Global existence and asymptotic behavior of affine motion of 3D ideal fluids surrounded by vacuum

Abstract: The 3D compressible and incompressible Euler equations with a physical vacuum free boundary condition and affine initial conditions reduce to a globally solvable Hamiltonian system of ordinary differential equations for the deformation gradient in $\rm{GL}^+(3,\mathbb R)$. The evolution of the fluid domain is described by a family ellipsoids whose diameter grows at a rate proportional to time.
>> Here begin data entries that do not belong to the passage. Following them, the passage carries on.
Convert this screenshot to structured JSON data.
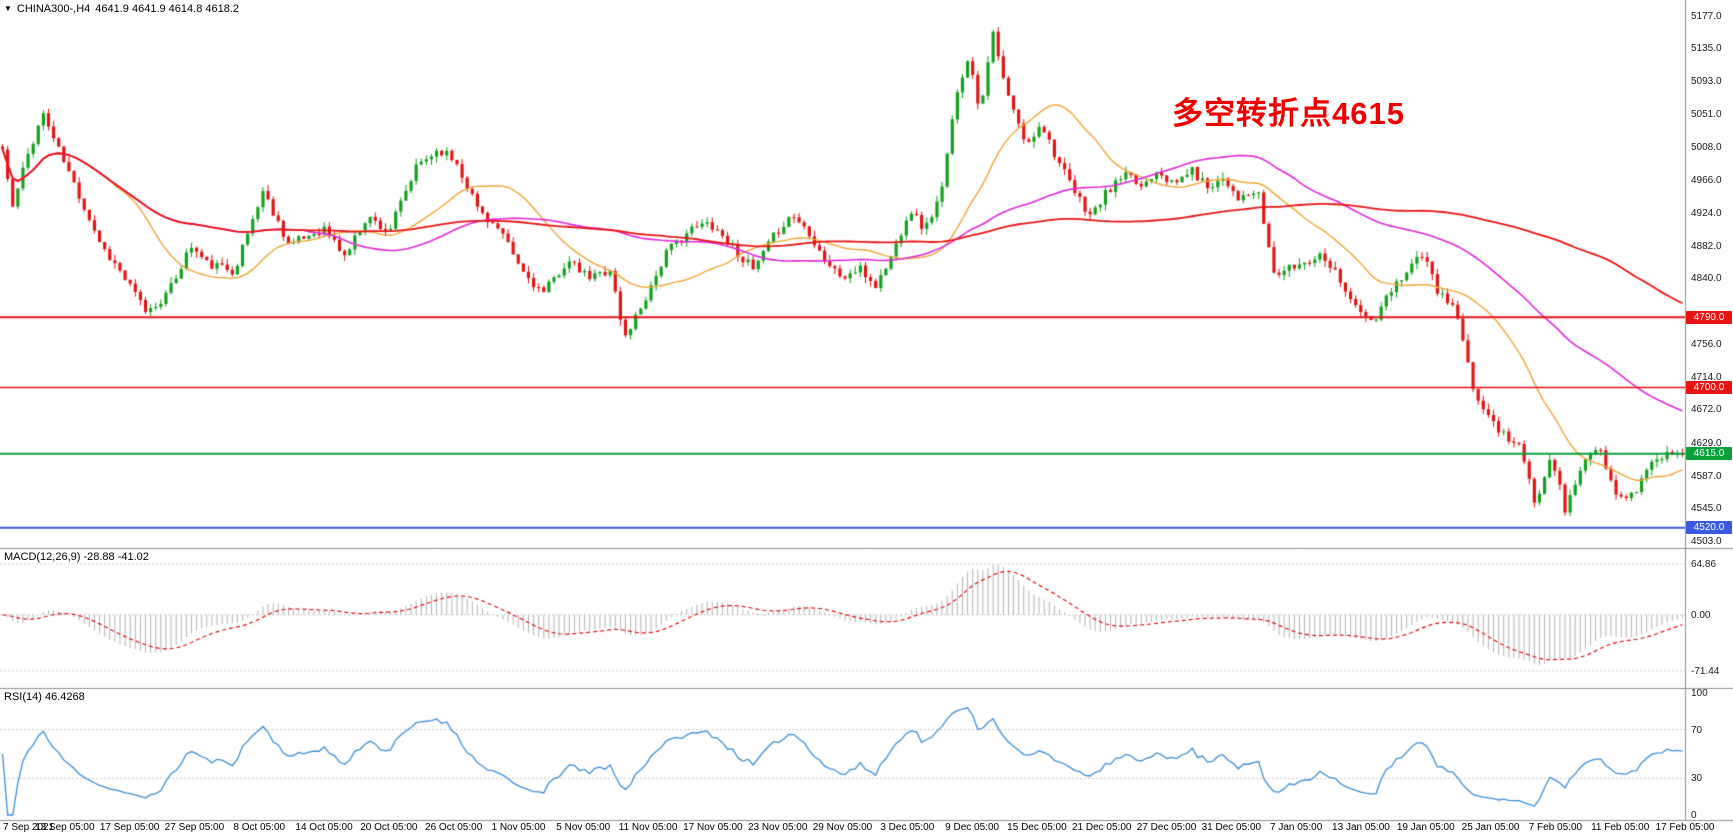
{
  "header": {
    "symbol_period": "CHINA300-,H4",
    "ohlc": "4641.9 4641.9 4614.8 4618.2"
  },
  "main_chart": {
    "annotation": {
      "text": "多空转折点4615",
      "color": "#f20000"
    },
    "y_ticks": [
      5177,
      5135,
      5093,
      5051,
      5008,
      4966,
      4924,
      4882,
      4840,
      4756,
      4714,
      4672,
      4629,
      4587,
      4545,
      4503
    ],
    "price_min": 4494,
    "price_max": 5197,
    "up_color": "#14a01e",
    "down_color": "#e11414",
    "h_lines": [
      {
        "value": 4790,
        "label": "4790.0",
        "color": "#e81414",
        "width": 2
      },
      {
        "value": 4700,
        "label": "4700.0",
        "color": "#e81414",
        "width": 1.5
      },
      {
        "value": 4615,
        "label": "4615.0",
        "color": "#0aa03c",
        "width": 2
      },
      {
        "value": 4520,
        "label": "4520.0",
        "color": "#3c5ae0",
        "width": 2
      }
    ],
    "ma_lines": [
      {
        "name": "ma-fast-orange",
        "period": 22,
        "color": "#efa63a",
        "width": 1.4
      },
      {
        "name": "ma-mid-magenta",
        "period": 60,
        "color": "#e02ad8",
        "width": 1.6
      },
      {
        "name": "ma-slow-red",
        "period": 130,
        "color": "#e81414",
        "width": 1.8
      }
    ]
  },
  "macd": {
    "label": "MACD(12,26,9) -28.88 -41.02",
    "fast": 12,
    "slow": 26,
    "signal_period": 9,
    "ticks": [
      64.86,
      0,
      -71.44
    ],
    "range": [
      -88,
      80
    ],
    "hist_color": "#b4b4b4",
    "signal_color": "#e11414"
  },
  "rsi": {
    "label": "RSI(14) 46.4268",
    "period": 14,
    "ticks": [
      100,
      70,
      30,
      0
    ],
    "levels": [
      70,
      30
    ],
    "color": "#3f8fd6"
  },
  "x_axis": {
    "labels": [
      "7 Sep 2021",
      "13 Sep 05:00",
      "17 Sep 05:00",
      "27 Sep 05:00",
      "8 Oct 05:00",
      "14 Oct 05:00",
      "20 Oct 05:00",
      "26 Oct 05:00",
      "1 Nov 05:00",
      "5 Nov 05:00",
      "11 Nov 05:00",
      "17 Nov 05:00",
      "23 Nov 05:00",
      "29 Nov 05:00",
      "3 Dec 05:00",
      "9 Dec 05:00",
      "15 Dec 05:00",
      "21 Dec 05:00",
      "27 Dec 05:00",
      "31 Dec 05:00",
      "7 Jan 05:00",
      "13 Jan 05:00",
      "19 Jan 05:00",
      "25 Jan 05:00",
      "7 Feb 05:00",
      "11 Feb 05:00",
      "17 Feb 05:00"
    ]
  },
  "chart_data": {
    "type": "candlestick",
    "title": "CHINA300-,H4",
    "bar_count": 330,
    "noise_seed": 11,
    "noise_amp": 6,
    "wick_extra": 8,
    "ylim": [
      4494,
      5197
    ],
    "close_waypoints": [
      [
        0.0,
        5005
      ],
      [
        0.006,
        4930
      ],
      [
        0.014,
        4992
      ],
      [
        0.024,
        5052
      ],
      [
        0.034,
        5002
      ],
      [
        0.059,
        4882
      ],
      [
        0.069,
        4852
      ],
      [
        0.086,
        4796
      ],
      [
        0.099,
        4822
      ],
      [
        0.112,
        4882
      ],
      [
        0.122,
        4858
      ],
      [
        0.138,
        4850
      ],
      [
        0.155,
        4952
      ],
      [
        0.171,
        4882
      ],
      [
        0.191,
        4905
      ],
      [
        0.204,
        4868
      ],
      [
        0.217,
        4920
      ],
      [
        0.23,
        4900
      ],
      [
        0.247,
        4985
      ],
      [
        0.26,
        5006
      ],
      [
        0.27,
        4990
      ],
      [
        0.283,
        4930
      ],
      [
        0.296,
        4900
      ],
      [
        0.309,
        4850
      ],
      [
        0.322,
        4820
      ],
      [
        0.336,
        4862
      ],
      [
        0.349,
        4840
      ],
      [
        0.362,
        4852
      ],
      [
        0.37,
        4762
      ],
      [
        0.382,
        4812
      ],
      [
        0.395,
        4872
      ],
      [
        0.408,
        4900
      ],
      [
        0.421,
        4912
      ],
      [
        0.434,
        4882
      ],
      [
        0.447,
        4850
      ],
      [
        0.461,
        4900
      ],
      [
        0.47,
        4922
      ],
      [
        0.48,
        4900
      ],
      [
        0.49,
        4862
      ],
      [
        0.5,
        4840
      ],
      [
        0.51,
        4852
      ],
      [
        0.52,
        4830
      ],
      [
        0.53,
        4872
      ],
      [
        0.54,
        4930
      ],
      [
        0.549,
        4902
      ],
      [
        0.559,
        4950
      ],
      [
        0.569,
        5092
      ],
      [
        0.576,
        5122
      ],
      [
        0.582,
        5052
      ],
      [
        0.589,
        5158
      ],
      [
        0.596,
        5092
      ],
      [
        0.602,
        5052
      ],
      [
        0.61,
        5008
      ],
      [
        0.618,
        5042
      ],
      [
        0.628,
        4992
      ],
      [
        0.638,
        4950
      ],
      [
        0.648,
        4920
      ],
      [
        0.658,
        4952
      ],
      [
        0.668,
        4972
      ],
      [
        0.678,
        4958
      ],
      [
        0.688,
        4982
      ],
      [
        0.697,
        4958
      ],
      [
        0.707,
        4980
      ],
      [
        0.717,
        4958
      ],
      [
        0.727,
        4970
      ],
      [
        0.737,
        4940
      ],
      [
        0.747,
        4952
      ],
      [
        0.757,
        4845
      ],
      [
        0.766,
        4852
      ],
      [
        0.776,
        4862
      ],
      [
        0.786,
        4872
      ],
      [
        0.796,
        4840
      ],
      [
        0.806,
        4800
      ],
      [
        0.816,
        4782
      ],
      [
        0.826,
        4822
      ],
      [
        0.836,
        4852
      ],
      [
        0.845,
        4872
      ],
      [
        0.855,
        4820
      ],
      [
        0.865,
        4800
      ],
      [
        0.875,
        4700
      ],
      [
        0.885,
        4660
      ],
      [
        0.894,
        4640
      ],
      [
        0.904,
        4622
      ],
      [
        0.912,
        4548
      ],
      [
        0.922,
        4618
      ],
      [
        0.93,
        4542
      ],
      [
        0.94,
        4600
      ],
      [
        0.95,
        4622
      ],
      [
        0.96,
        4562
      ],
      [
        0.97,
        4560
      ],
      [
        0.98,
        4600
      ],
      [
        0.99,
        4615
      ],
      [
        1.0,
        4618.2
      ]
    ]
  }
}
Upon rescaling to a fixed diameter, the asymptotic limit of the fluid ellipsoid is determined by a positive semi-definite quadratic form of rank $r=1$, 2, or 3, corresponding to the asymptotic degeneration of the ellipsoid along $3-r$ of its principal axes. In the compressible case, the asymptotic limit has rank $r=3$, and asymptotic completeness holds, when the adiabatic index $\gamma$ satisfies $4/3<\gamma<2$. The number of possible degeneracies, $3-r$, increases with the value of the adiabatic index $\gamma$. In the incompressible case, affine motion reduces to geodesic flow in $\rm{SL}(3,\mathbb R)$ with the Euclidean metric. For incompressible affine swirling flow, there is a structural instability. Generically, when the vorticity is nonzero, the domains degenerate along only one axis, but the physical vacuum boundary condition fails over a finite time interval. The rescaled fluid domains of irrotational motion can collapse along two axes.